El tercer modelo, que con grandes diferencias y diversidad de formas de puesta en práctica, es el de la integración como calle de dos vías, es decir que la sociedad de acogida debe respetar al que viene buscando una vida mejor entre nosotros, al que es de un mundo, cultura o religión distintos, pero que el que viene a instalarse en una democracia avanzada ni puede ni debe pretender importar las leyes, costumbres o prácticas incompatibles con un sistema democrático moderno, de libertades y de igualdad de todos ante la ley. No permitir la subordinación de la mujer al hombre, la poligamia, que las mujeres hereden la mitad, no es un comportamiento racista y retrógrado, es una forma irrenunciable de defender, proteger y garantizar lo derechos y libertades individuales más sagrados, sin los que no se puede hablar de democracia. No podemos volver al Imperio otomano, o a cualquier otro ejemplo que nos dé la historia, en los que leyes y tribunales eran distintos en función de la comunidad o religión del individuo. Ésa sería una monstruosa regresión de libertades, inaceptable en una verdadera democracia.
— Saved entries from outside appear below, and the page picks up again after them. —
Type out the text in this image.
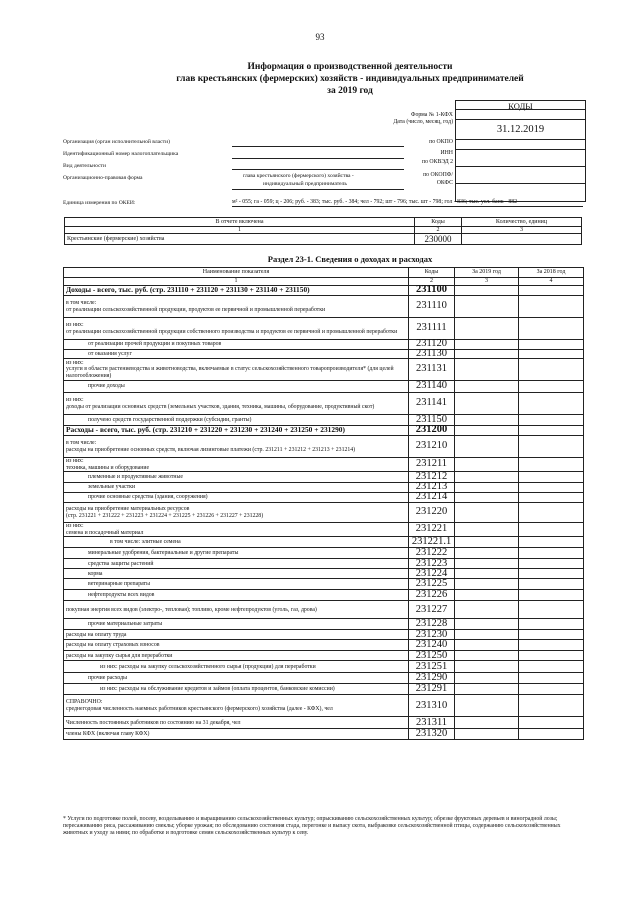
93
Информация о производственной деятельности
глав крестьянских (фермерских) хозяйств - индивидуальных предпринимателей
за 2019 год
КОДЫ
31.12.2019
Форма № 1-КФХ
Дата (число, месяц, год)
по ОКПО
ИНН
по ОКВЭД 2
по ОКОПФ/ ОКФС
Организация (орган исполнительной власти)
Идентификационный номер налогоплательщика
Вид деятельности
Организационно-правовая форма	глава крестьянского (фермерского) хозяйства -
индивидуальный предприниматель
Единица измерения по ОКЕИ:	м² - 055; га - 059; ц - 206; руб. - 383; тыс. руб. - 384; чел - 792; шт - 796; тыс. шт - 798; гол - 836; тыс. усл. банк - 882
В отчете включена	Коды	Количество, единиц
1	2	3
Крестьянские (фермерские) хозяйства	230000	
Раздел 23-1. Сведения о доходах и расходах
Наименование показателя	Коды	За 2019 год	За 2018 год
1	2	3	4
Доходы - всего, тыс. руб. (стр. 231110 + 231120 + 231130 + 231140 + 231150)	231100		
в том числе:
от реализации сельскохозяйственной продукции, продуктов ее первичной и промышленной переработки	231110		
из них:
от реализации сельскохозяйственной продукции собственного производства и продуктов ее первичной и промышленной переработки	231111		
от реализации прочей продукции и покупных товаров	231120		
от оказания услуг	231130		
из них:
услуги в области растениеводства и животноводства, включаемые в статус сельскохозяйственного товаропроизводителя* (для целей налогообложения)	231131		
прочие доходы	231140		
из них:
доходы от реализации основных средств (земельных участков, здания, техника, машины, оборудование, продуктивный скот)	231141		
получено средств государственной поддержки (субсидии, гранты)	231150		
Расходы - всего, тыс. руб. (стр. 231210 + 231220 + 231230 + 231240 + 231250 + 231290)	231200		
в том числе:
расходы на приобретение основных средств, включая лизинговые платежи (стр. 231211 + 231212 + 231213 + 231214)	231210		
из них:
техника, машины и оборудование	231211		
племенные и продуктивные животные	231212		
земельные участки	231213		
прочие основные средства (здания, сооружения)	231214		
расходы на приобретение материальных ресурсов
(стр. 231221 + 231222 + 231223 + 231224 + 231225 + 231226 + 231227 + 231228)	231220		
из них:
семена и посадочный материал	231221		
в том числе: элитные семена	231221.1		
минеральные удобрения, бактериальные и другие препараты	231222		
средства защиты растений	231223		
корма	231224		
ветеринарные препараты	231225		
нефтепродукты всех видов	231226		
покупная энергия всех видов (электро-, тепловая); топливо, кроме нефтепродуктов (уголь, газ, дрова)	231227		
прочие материальные затраты	231228		
расходы на оплату труда	231230		
расходы на оплату страховых взносов	231240		
расходы на закупку сырья для переработки	231250		
из них: расходы на закупку сельскохозяйственного сырья (продукции) для переработки	231251		
прочие расходы	231290		
из них: расходы на обслуживание кредитов и займов (оплата процентов, банковские комиссии)	231291		
СПРАВОЧНО:
среднегодовая численность наемных работников крестьянского (фермерского) хозяйства (далее - КФХ), чел	231310		
Численность постоянных работников по состоянию на 31 декабря, чел	231311		
члены КФХ (включая главу КФХ)	231320		
* Услуги по подготовке полей, посеву, возделыванию и выращиванию сельскохозяйственных культур; опрыскиванию сельскохозяйственных культур; обрезке фруктовых деревьев и виноградной лозы; пересаживанию риса, рассаживанию свеклы; уборке урожая; по обследованию состояния стада, перегонке и выпасу скота, выбраковке сельскохозяйственной птицы, содержанию сельскохозяйственных животных и уходу за ними; по обработке и подготовке семян сельскохозяйственных культур к севу.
Habrá que preguntar a ciertas izquierdas de Occidente por su incomprensible laxitud ante estos fenómenos.
Al mismo tiempo debemos ser plenamente conscientes de que no hay un modelo ideal o perfecto, ni siquiera una aplicación exquisita de la integración tal y como la he descrito aquí, está exenta de tensiones.
De lo que no me cabe duda alguna es de que los demás modelos provocan gravísimos problemas sociales y de convivencia, de los que se acaban enquistando gravemente, hasta tal punto que su solución se vuelve muy complicada y, a veces, casi imposible. Abogar por una integración respetuosa con la democracia, las libertades, el respeto más escrupuloso al principio de la igualdad, es un ejercicio responsable de defensa de la convivencia y de coherencia con los principios democráticos. Mostrarse complaciente con el que pretenda imponer la intolerancia, o la laxitud ante fanatismo, porque sea de un color y no de otro (pues hay que oponerse a todos los fanatismos), es inmoral, antidemocrático y ejemplo perfecto de relativismo en estado puro.”